Was it the movie for me? Honestly, I'm still trying to sort that out. I had fun with quite a lot of this, including a handful of scenes that were actually intended to be watched that way. One of the nicest things I can say about this is that some of the comedic moments managed to be funnier than the dramatic moments. It was a close call, but few movies manage to come close to that line without crossing over. It is, in fact, a delicate balancing act.
The movie is exceedingly weird. I went in expecting weird, but I wasn't prepared. If you think the trailers looked weird, you're in for a world of surprise. They throw new CG sets at you at a rapid-fire speed without offering any explanation for why you should care. I would estimate there were something like five or six elaborate locations which appeared briefly and where nothing significant occurred. Keep in mind, my estimate might be off by a few hundred.
Also, some major characters die without actually contributing much to the plot. It's difficult to overstate how jarring this is: these are characters who seemed like the main characters, only to wind up fridged to set-up what I assume will be the fifth or ninth movie. Meanwhile, nothing much is resolved or dealt with at the end of the movie. You kind of get the feeling that every surviving character, including the film's antagonist, walks away having no idea what the hell just happened. Even more so than the audience.
In other words, this was not plotted like a Hollywood production.
Is that a bad thing? It depends what you want to get out of this. If you want anything resembling a complete story, you can forget it. If you want the first installment of what may be a dozen films chronicling the history of an unapologetically generic fantasy world, you're going to be much happier.
But, again, you're not really going to find much in the way of characters to pull you through this. The movie provides, by my count, four POV characters. The least significant of which seems to be the driving force behind the theme of the movie, which - and I'm at least half serious here - seems to be that it's awesome if you want to play video games for weeks on end, but it's really important you play multiplayer with your friends.
That's what I got out of it, anyway.
Beyond that, there's a great deal to like and dislike. The magic's cool, some of the fights are neat, the CG's decent... you know the drill. On the other hand, I'm not sure I can think of teeth more distracting in a movie than the half-orc's perfectly aligned, white chompers. Seriously - everyone else has tusks, while she could get work as a spokesperson for Crest.

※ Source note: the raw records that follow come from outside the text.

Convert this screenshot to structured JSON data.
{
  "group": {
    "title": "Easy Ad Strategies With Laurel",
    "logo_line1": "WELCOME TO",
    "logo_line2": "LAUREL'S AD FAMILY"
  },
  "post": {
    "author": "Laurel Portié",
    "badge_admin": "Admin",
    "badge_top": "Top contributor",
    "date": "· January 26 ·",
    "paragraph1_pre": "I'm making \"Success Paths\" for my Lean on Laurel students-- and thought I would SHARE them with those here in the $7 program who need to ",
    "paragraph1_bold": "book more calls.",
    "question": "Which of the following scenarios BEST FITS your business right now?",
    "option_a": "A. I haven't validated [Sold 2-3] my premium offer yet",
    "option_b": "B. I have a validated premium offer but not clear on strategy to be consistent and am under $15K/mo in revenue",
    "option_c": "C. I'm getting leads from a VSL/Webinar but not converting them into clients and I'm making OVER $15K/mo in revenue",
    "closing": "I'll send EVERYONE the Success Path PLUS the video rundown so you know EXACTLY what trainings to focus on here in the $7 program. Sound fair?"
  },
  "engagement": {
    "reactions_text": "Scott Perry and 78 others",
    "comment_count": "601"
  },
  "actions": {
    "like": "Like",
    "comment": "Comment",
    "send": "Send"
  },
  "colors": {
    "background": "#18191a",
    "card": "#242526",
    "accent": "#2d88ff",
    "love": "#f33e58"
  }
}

What else? They tried making the orcs believable by basing them off a real-world culture. Only someone forgot to tell them that Klingons aren't real. Eh, that's fine. I like Klingons.
If you want this boiled down further, I'm happy to oblige. In my opinion, this was as good as Underworld: Rise of the Lycans. And I mean it was exactly as good; no better, no worse. Eerily so.
If you're still torn on whether to check this out before it leaves the last theater in town forever, I'm afraid you're on your own. It's an extremely dumb, but kind of fun, ridiculously absurd fantasy movie about warring nations. Only, again, it's really about working with your friends to beat the next level.
That's basically something someone says in this movie. I'm not even making this up.